Self-awareness is an attribute by which we define what it is to be human. We are all self-aware. Yet there are degrees and kinds of self-awareness which we do not all share. Much of what we do and say is motivated by inclinations within us of which we are unaware. The work of self-cultivation, as I understand it, is the illumination of these inclinations so as to find their remedy in some larger awareness. Without this illumination, the work cannot be done.

There is a sense in which this activity increases, rather than lessens, the burden of one's egoic existence. One is made aware of one's bondage. There is appeal in the seeming bliss of ignorance, but once the box has been opened, there is no hope of keeping the gremlins within it. Once the work has begun, the happiest course is to see it to its theoretical end. And there is no reason that this project cannot be fun.

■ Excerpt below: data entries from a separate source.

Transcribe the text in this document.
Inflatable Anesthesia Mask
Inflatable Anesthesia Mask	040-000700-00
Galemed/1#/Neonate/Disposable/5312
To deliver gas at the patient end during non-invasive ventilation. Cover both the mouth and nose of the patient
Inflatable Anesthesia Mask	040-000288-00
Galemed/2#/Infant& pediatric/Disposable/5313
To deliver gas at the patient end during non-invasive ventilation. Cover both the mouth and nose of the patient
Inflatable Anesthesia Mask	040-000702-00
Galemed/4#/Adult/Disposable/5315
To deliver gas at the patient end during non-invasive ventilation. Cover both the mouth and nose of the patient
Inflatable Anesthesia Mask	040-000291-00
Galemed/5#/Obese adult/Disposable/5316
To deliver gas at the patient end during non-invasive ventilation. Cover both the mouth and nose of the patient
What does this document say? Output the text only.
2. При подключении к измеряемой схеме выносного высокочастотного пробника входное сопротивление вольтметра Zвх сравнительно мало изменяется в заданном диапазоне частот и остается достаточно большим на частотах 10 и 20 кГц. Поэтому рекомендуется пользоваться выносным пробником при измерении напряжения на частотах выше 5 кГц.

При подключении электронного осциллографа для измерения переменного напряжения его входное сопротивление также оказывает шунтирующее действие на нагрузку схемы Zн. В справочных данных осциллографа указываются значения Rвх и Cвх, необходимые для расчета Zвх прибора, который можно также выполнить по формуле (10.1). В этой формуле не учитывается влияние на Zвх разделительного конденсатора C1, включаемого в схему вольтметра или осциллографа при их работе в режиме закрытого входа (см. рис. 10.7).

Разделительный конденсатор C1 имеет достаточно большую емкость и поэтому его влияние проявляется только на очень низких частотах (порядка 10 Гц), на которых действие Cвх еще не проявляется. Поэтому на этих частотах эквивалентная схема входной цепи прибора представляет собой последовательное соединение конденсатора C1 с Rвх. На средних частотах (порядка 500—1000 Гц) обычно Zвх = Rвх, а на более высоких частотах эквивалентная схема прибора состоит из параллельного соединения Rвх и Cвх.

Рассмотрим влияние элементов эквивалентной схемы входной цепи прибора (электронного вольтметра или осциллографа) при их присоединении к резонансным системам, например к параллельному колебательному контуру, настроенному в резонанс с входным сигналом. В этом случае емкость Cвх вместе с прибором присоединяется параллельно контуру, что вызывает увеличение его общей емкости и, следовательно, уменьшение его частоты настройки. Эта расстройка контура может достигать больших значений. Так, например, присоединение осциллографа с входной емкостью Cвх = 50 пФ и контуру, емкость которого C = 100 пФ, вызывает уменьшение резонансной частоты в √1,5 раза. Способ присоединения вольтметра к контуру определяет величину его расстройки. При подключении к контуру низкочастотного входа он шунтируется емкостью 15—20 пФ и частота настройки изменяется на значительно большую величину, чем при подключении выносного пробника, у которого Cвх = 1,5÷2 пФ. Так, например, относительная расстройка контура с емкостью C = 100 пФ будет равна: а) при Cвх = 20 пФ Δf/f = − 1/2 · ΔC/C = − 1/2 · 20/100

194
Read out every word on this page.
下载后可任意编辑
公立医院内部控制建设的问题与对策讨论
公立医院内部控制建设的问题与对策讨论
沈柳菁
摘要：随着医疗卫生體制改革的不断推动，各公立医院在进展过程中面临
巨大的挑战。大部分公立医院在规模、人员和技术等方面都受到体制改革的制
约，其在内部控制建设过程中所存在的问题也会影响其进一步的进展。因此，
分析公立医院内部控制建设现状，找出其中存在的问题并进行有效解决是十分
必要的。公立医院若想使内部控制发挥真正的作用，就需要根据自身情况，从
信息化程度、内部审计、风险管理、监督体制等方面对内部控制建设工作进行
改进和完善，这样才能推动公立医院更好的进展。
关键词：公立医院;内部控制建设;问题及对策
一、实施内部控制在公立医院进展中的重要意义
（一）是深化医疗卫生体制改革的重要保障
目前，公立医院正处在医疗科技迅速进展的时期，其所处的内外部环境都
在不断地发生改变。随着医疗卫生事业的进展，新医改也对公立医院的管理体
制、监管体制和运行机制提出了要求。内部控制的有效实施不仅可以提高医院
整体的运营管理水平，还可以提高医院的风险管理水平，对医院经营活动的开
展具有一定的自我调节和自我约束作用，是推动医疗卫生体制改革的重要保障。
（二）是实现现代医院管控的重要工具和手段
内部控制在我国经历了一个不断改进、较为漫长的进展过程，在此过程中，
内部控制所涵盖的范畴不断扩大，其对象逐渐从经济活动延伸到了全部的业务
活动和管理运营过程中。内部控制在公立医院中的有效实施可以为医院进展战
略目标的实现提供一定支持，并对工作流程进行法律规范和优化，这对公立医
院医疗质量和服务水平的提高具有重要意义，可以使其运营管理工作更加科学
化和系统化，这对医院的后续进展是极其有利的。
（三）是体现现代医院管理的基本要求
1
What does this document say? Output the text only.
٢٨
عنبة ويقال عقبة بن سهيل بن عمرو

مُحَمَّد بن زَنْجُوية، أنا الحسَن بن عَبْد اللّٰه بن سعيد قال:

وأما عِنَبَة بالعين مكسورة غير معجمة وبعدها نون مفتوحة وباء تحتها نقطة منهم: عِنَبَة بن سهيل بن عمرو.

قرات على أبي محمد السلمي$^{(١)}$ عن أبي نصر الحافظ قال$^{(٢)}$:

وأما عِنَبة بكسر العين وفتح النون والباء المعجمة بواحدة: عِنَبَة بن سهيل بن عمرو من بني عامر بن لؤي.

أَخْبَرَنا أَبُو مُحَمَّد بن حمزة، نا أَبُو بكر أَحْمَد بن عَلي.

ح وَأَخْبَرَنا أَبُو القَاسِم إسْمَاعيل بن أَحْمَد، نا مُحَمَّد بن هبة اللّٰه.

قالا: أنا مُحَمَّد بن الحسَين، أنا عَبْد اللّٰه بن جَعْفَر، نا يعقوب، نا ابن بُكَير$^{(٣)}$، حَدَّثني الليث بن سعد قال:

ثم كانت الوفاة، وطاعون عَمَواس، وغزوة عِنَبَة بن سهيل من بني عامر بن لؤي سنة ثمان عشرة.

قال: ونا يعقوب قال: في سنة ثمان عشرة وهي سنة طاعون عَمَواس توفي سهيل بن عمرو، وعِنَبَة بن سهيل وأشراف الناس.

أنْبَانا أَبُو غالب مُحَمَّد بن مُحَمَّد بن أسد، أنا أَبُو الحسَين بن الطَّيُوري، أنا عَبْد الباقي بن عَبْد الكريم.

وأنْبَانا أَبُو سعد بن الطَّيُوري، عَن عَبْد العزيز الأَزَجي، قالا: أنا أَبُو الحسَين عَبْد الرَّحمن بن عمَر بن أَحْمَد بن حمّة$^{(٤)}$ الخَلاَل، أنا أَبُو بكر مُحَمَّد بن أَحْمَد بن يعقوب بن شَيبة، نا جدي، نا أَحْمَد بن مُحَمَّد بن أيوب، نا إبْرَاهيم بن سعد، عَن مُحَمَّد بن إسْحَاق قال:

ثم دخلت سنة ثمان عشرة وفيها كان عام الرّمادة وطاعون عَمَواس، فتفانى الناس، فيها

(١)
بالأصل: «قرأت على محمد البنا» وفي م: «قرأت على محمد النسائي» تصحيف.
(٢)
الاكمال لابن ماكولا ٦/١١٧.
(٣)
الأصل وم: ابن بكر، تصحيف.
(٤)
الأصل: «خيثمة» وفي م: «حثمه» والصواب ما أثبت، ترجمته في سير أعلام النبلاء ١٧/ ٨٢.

Not surprisingly, it is generally easier to see how others fail of self-awareness; we all have our blind spots. With respect to the world at large, this hardly seems worth mentioning; people are generally ‘blissfully’ ignorant of what motivates them and really don't care to know. It is enough to be angry, or judgmental, or offended, or resentful, or covetous. There is little point, practical or otherwise, in attempting to enlighten them.

Within the context of the sphere of which this blog is a part, however, such utter lack of awareness brings one up short. Isn't this what we are all about? Perhaps not. But many of us are. It is disconcerting, therefore, to sometimes see so little of it in evidence. It is not simply that we fail of sagacity — of course we do — but that we fail to understand how it is we do so. None of us is a sage and it is unlikely we will ever be so; it is the path that matters, and that path requires self-awareness.

Experience teaches that there is little point in pointing out the failings of others, even those ostensibly engaged in the process of self-cultivation through self-awareness. The egoic self is a formidable adversary indeed, and we all have our hands full just dealing with our own. At best, one can only re-iterate the importance of looking within.

In the end, the only person we can ever hope to change is ourselves.

You can check out Scott's other miscellaneous writings here.

1 comment:

  1. Examples show us that interaction with a community support, which might involve critiquing or questioning another, is beneficial. The success found in Alcoholics Anonymous groups is one of many. People wanting to lose weight find great help in belonging to groups like Weight Watchers. It is the same with many spiritual groups.

    It is a very narrow subjective viewpoint to "do it alone" in our spiritual walk. Even though it is up to the individual to make a change, that is supported through the interaction of other viewpoints and critiquing. Though critiquing may be just a cover to avoid looking at ourselves, that in itself does not mean that constructive criticism, though at times painful, should be baned.